I had fun playing with the Amiga 500, eventually got it up to 4MB of RAM, 750MB of hard disk, upgraded the Kickstart ROMs to 3.1, and put a ton of WHDLoad games on the hard drive by way of RS232 and ZModem (I kid you not). Eventually I got kind of stuck with its slow speed, lack of affordable upgrade path, and worst of all, no ethernet to speak of (yes I'm aware of the rare sidecars or the possibility of adding a Zorro card, good luck with that).

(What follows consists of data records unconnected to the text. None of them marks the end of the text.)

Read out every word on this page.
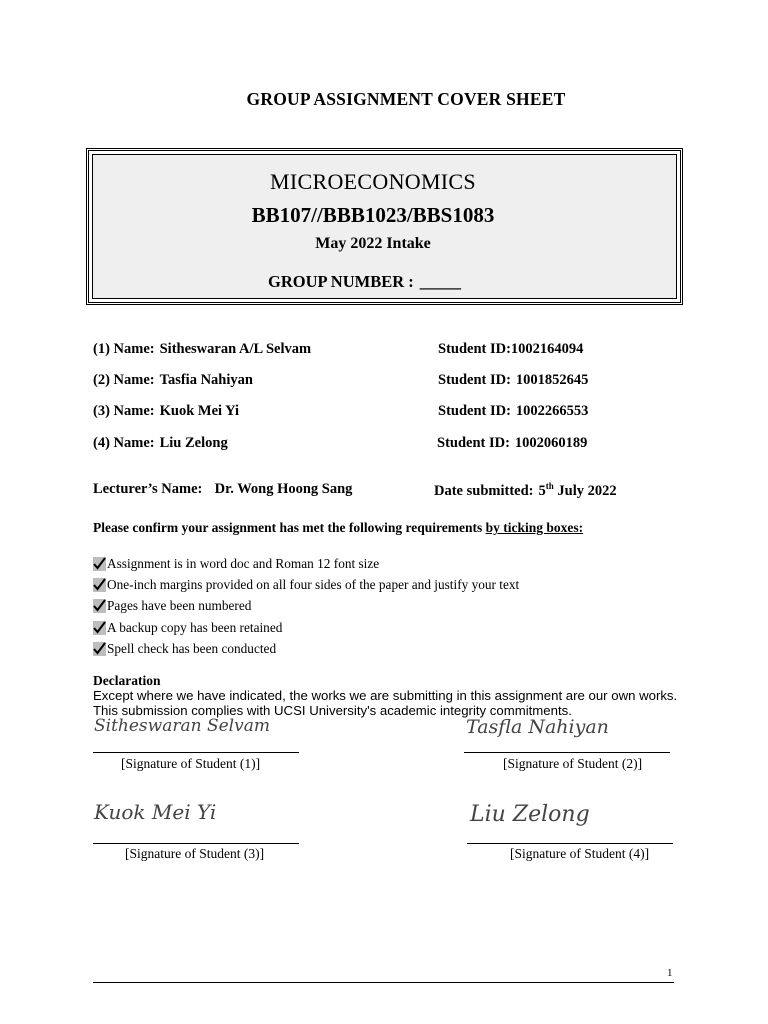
GROUP ASSIGNMENT COVER SHEET
MICROECONOMICS
BB107//BBB1023/BBS1083
May 2022 Intake
GROUP NUMBER : _____
(1) Name: Sitheswaran A/L Selvam	Student ID:1002164094
(2) Name: Tasfia Nahiyan	Student ID: 1001852645
(3) Name: Kuok Mei Yi	Student ID: 1002266553
(4) Name: Liu Zelong	Student ID: 1002060189
Lecturer’s Name: Dr. Wong Hoong Sang	Date submitted: 5th July 2022
Please confirm your assignment has met the following requirements by ticking boxes:
Assignment is in word doc and Roman 12 font size
One-inch margins provided on all four sides of the paper and justify your text
Pages have been numbered
A backup copy has been retained
Spell check has been conducted
Declaration
Except where we have indicated, the works we are submitting in this assignment are our own works.
This submission complies with UCSI University's academic integrity commitments.
Sitheswaran Selvam
[Signature of Student (1)]
Tasfla Nahiyan
[Signature of Student (2)]
Kuok Mei Yi
[Signature of Student (3)]
Liu Zelong
[Signature of Student (4)]
1
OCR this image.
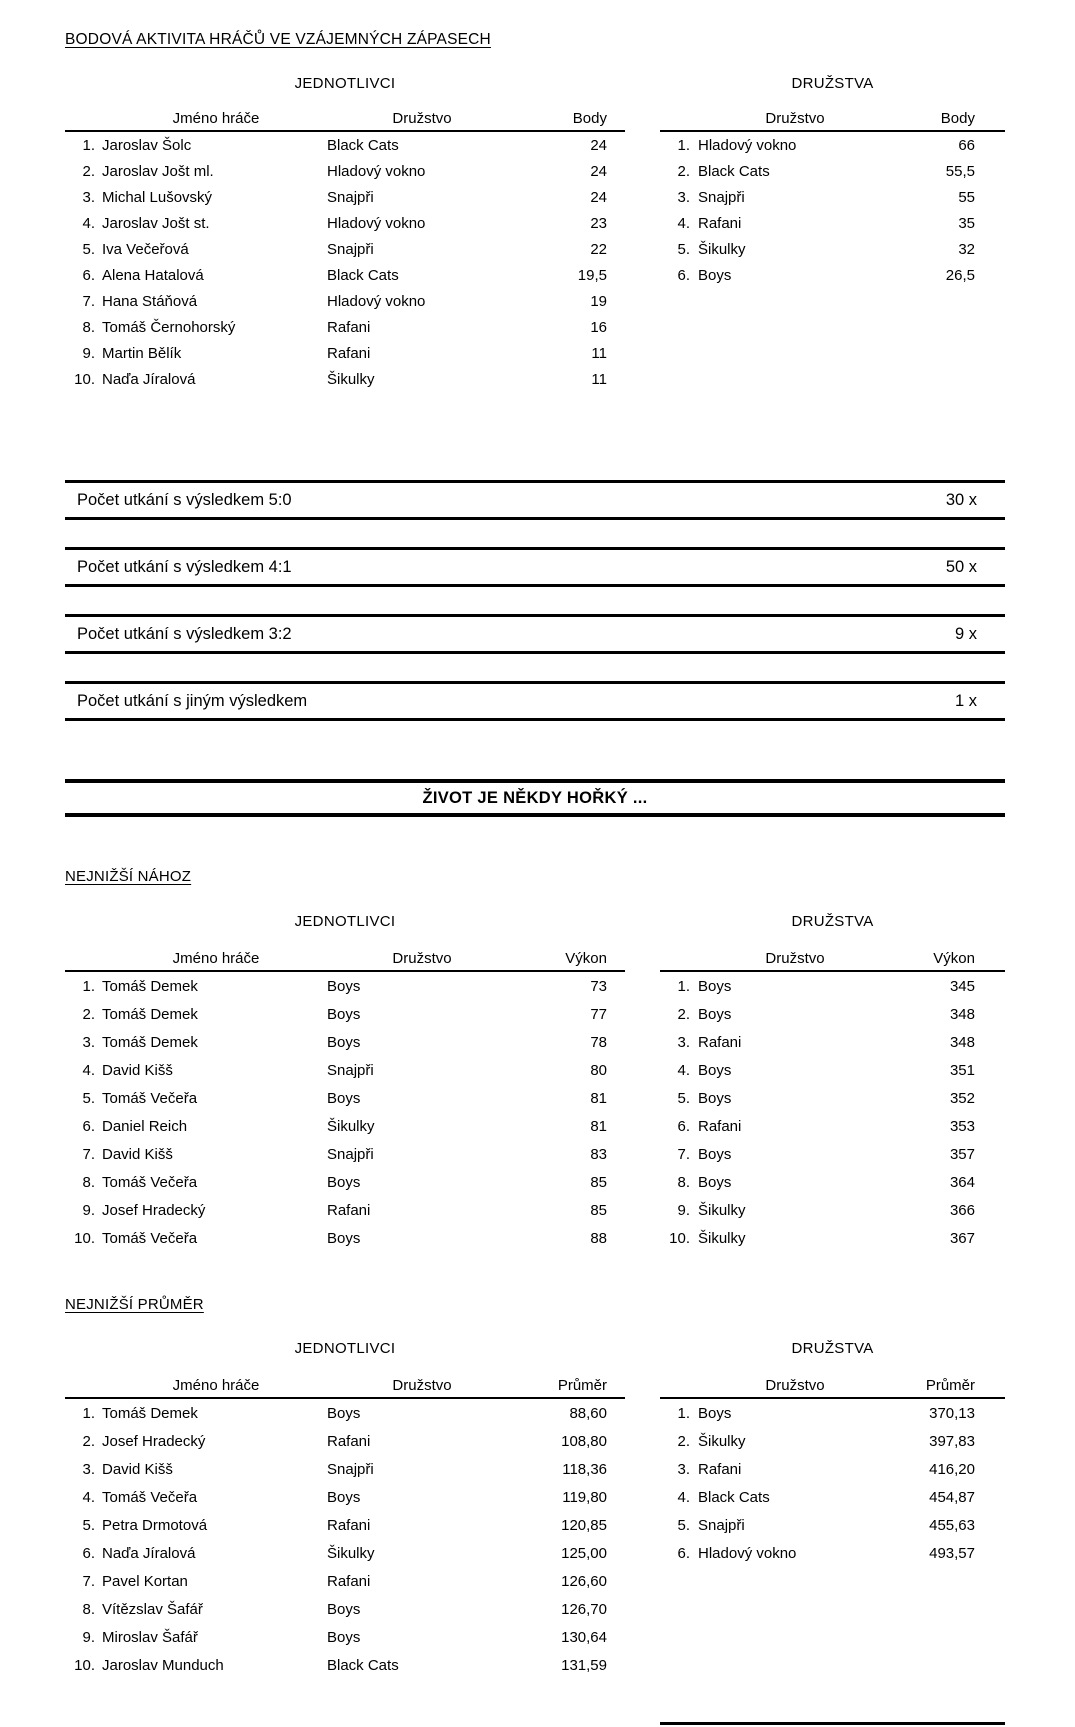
BODOVÁ AKTIVITA HRÁČŮ VE VZÁJEMNÝCH ZÁPASECH
JEDNOTLIVCI
Jméno hráče	Družstvo	Body
1. Jaroslav Šolc	Black Cats	24
2. Jaroslav Jošt ml.	Hladový vokno	24
3. Michal Lušovský	Snajpři	24
4. Jaroslav Jošt st.	Hladový vokno	23
5. Iva Večeřová	Snajpři	22
6. Alena Hatalová	Black Cats	19,5
7. Hana Stáňová	Hladový vokno	19
8. Tomáš Černohorský	Rafani	16
9. Martin Bělík	Rafani	11
10. Naďa Jíralová	Šikulky	11
DRUŽSTVA
Družstvo	Body
1. Hladový vokno	66
2. Black Cats	55,5
3. Snajpři	55
4. Rafani	35
5. Šikulky	32
6. Boys	26,5
Počet utkání s výsledkem 5:0	30 x
Počet utkání s výsledkem 4:1	50 x
Počet utkání s výsledkem 3:2	9 x
Počet utkání s jiným výsledkem	1 x
ŽIVOT JE NĚKDY HOŘKÝ ...
NEJNIŽŠÍ NÁHOZ
JEDNOTLIVCI
Jméno hráče	Družstvo	Výkon
1. Tomáš Demek	Boys	73
2. Tomáš Demek	Boys	77
3. Tomáš Demek	Boys	78
4. David Kišš	Snajpři	80
5. Tomáš Večeřa	Boys	81
6. Daniel Reich	Šikulky	81
7. David Kišš	Snajpři	83
8. Tomáš Večeřa	Boys	85
9. Josef Hradecký	Rafani	85
10. Tomáš Večeřa	Boys	88
DRUŽSTVA
Družstvo	Výkon
1. Boys	345
2. Boys	348
3. Rafani	348
4. Boys	351
5. Boys	352
6. Rafani	353
7. Boys	357
8. Boys	364
9. Šikulky	366
10. Šikulky	367
NEJNIŽŠÍ PRŮMĚR
JEDNOTLIVCI
Jméno hráče	Družstvo	Průměr
1. Tomáš Demek	Boys	88,60
2. Josef Hradecký	Rafani	108,80
3. David Kišš	Snajpři	118,36
4. Tomáš Večeřa	Boys	119,80
5. Petra Drmotová	Rafani	120,85
6. Naďa Jíralová	Šikulky	125,00
7. Pavel Kortan	Rafani	126,60
8. Vítězslav Šafář	Boys	126,70
9. Miroslav Šafář	Boys	130,64
10. Jaroslav Munduch	Black Cats	131,59
DRUŽSTVA
Družstvo	Průměr
1. Boys	370,13
2. Šikulky	397,83
3. Rafani	416,20
4. Black Cats	454,87
5. Snajpři	455,63
6. Hladový vokno	493,57
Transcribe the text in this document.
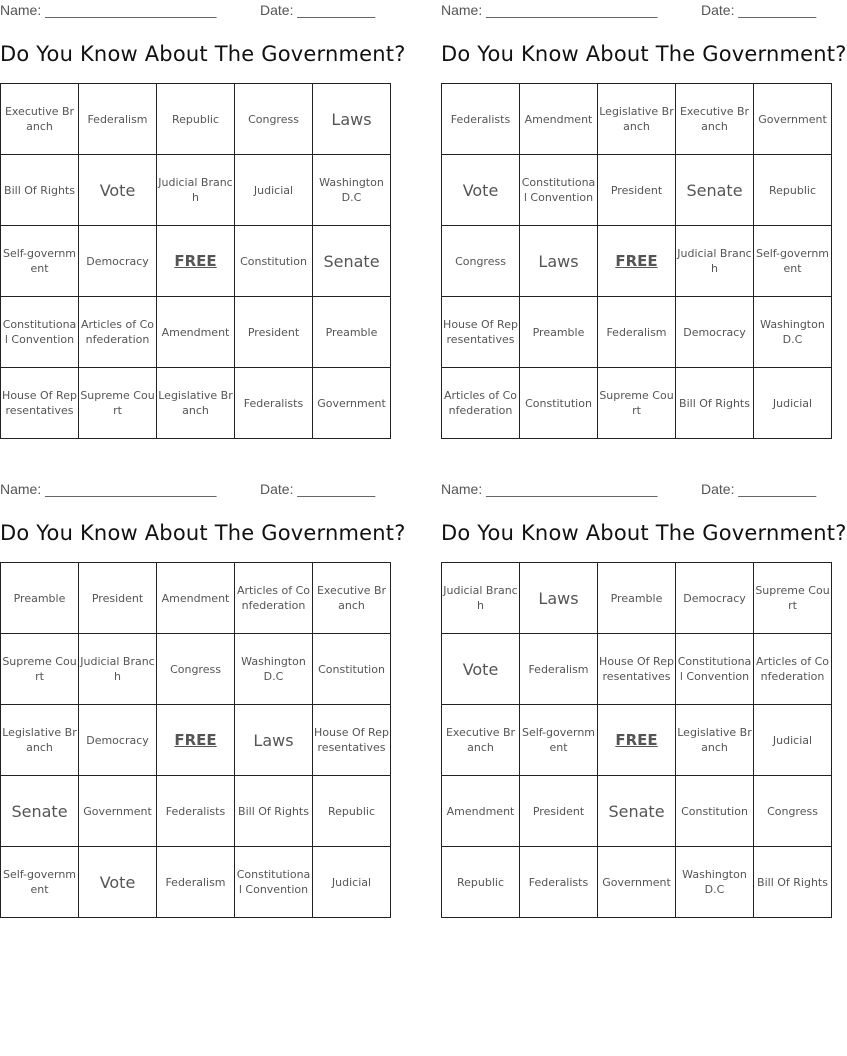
Name: ______________________	Date: __________
Do You Know About The Government?
Executive Branch	Federalism	Republic	Congress	Laws
Bill Of Rights	Vote	Judicial Branch	Judicial	Washington D.C
Self-government	Democracy	FREE	Constitution	Senate
Constitutional Convention	Articles of Confederation	Amendment	President	Preamble
House Of Representatives	Supreme Court	Legislative Branch	Federalists	Government
Name: ______________________	Date: __________
Do You Know About The Government?
Federalists	Amendment	Legislative Branch	Executive Branch	Government
Vote	Constitutional Convention	President	Senate	Republic
Congress	Laws	FREE	Judicial Branch	Self-government
House Of Representatives	Preamble	Federalism	Democracy	Washington D.C
Articles of Confederation	Constitution	Supreme Court	Bill Of Rights	Judicial
Name: ______________________	Date: __________
Do You Know About The Government?
Preamble	President	Amendment	Articles of Confederation	Executive Branch
Supreme Court	Judicial Branch	Congress	Washington D.C	Constitution
Legislative Branch	Democracy	FREE	Laws	House Of Representatives
Senate	Government	Federalists	Bill Of Rights	Republic
Self-government	Vote	Federalism	Constitutional Convention	Judicial
Name: ______________________	Date: __________
Do You Know About The Government?
Judicial Branch	Laws	Preamble	Democracy	Supreme Court
Vote	Federalism	House Of Representatives	Constitutional Convention	Articles of Confederation
Executive Branch	Self-government	FREE	Legislative Branch	Judicial
Amendment	President	Senate	Constitution	Congress
Republic	Federalists	Government	Washington D.C	Bill Of Rights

So it's in a closet now. In its place is a brand spankin new Escom Amiga 1200. I got a PCMCIA ethernet card, a 40GB (!) internal 2.5" HDD, 8MB of clockport RAM from Germany, and a brand new Indivision AGA internal scan doubler from their most recent run. The Amiga and Apple IIGS now each get their own displays thus:
Hey, what's that thing sitting on top of the Apple IIGS? The postman also brought me an AE Audio Animator for the Apple IIGS. I always liked the stupid mixer box, but I haven't tried the MIDI yet. In that shot, the Amiga is running Lion King AGA. Let's have a shot of System 6.0.1 and AmigaOS 3.9 side by side:
You can barely see it, but there it is, in 640x480 mode, with colorful icons and the enormous red mouse pointer. I should add that with the Indivision AGA, the Amiga 1200 can push 1024x768. Unfortunately the un-upgraded 14MHz 020 is rather pokey and it runs you out of graphics RAM. Someday I'll spring for what ebay.de (the Amiga supermarket!) calls a "turbokarte", but for now I'm satisfied with the Amiga collection.
Lately I'm getting back to my IIGS video game development (what can I say, goodness takes time), using the IIGS partitions off the CF card, dumped into KEGS-OSX. I'd really like to release something, but I want it to be good. Someday.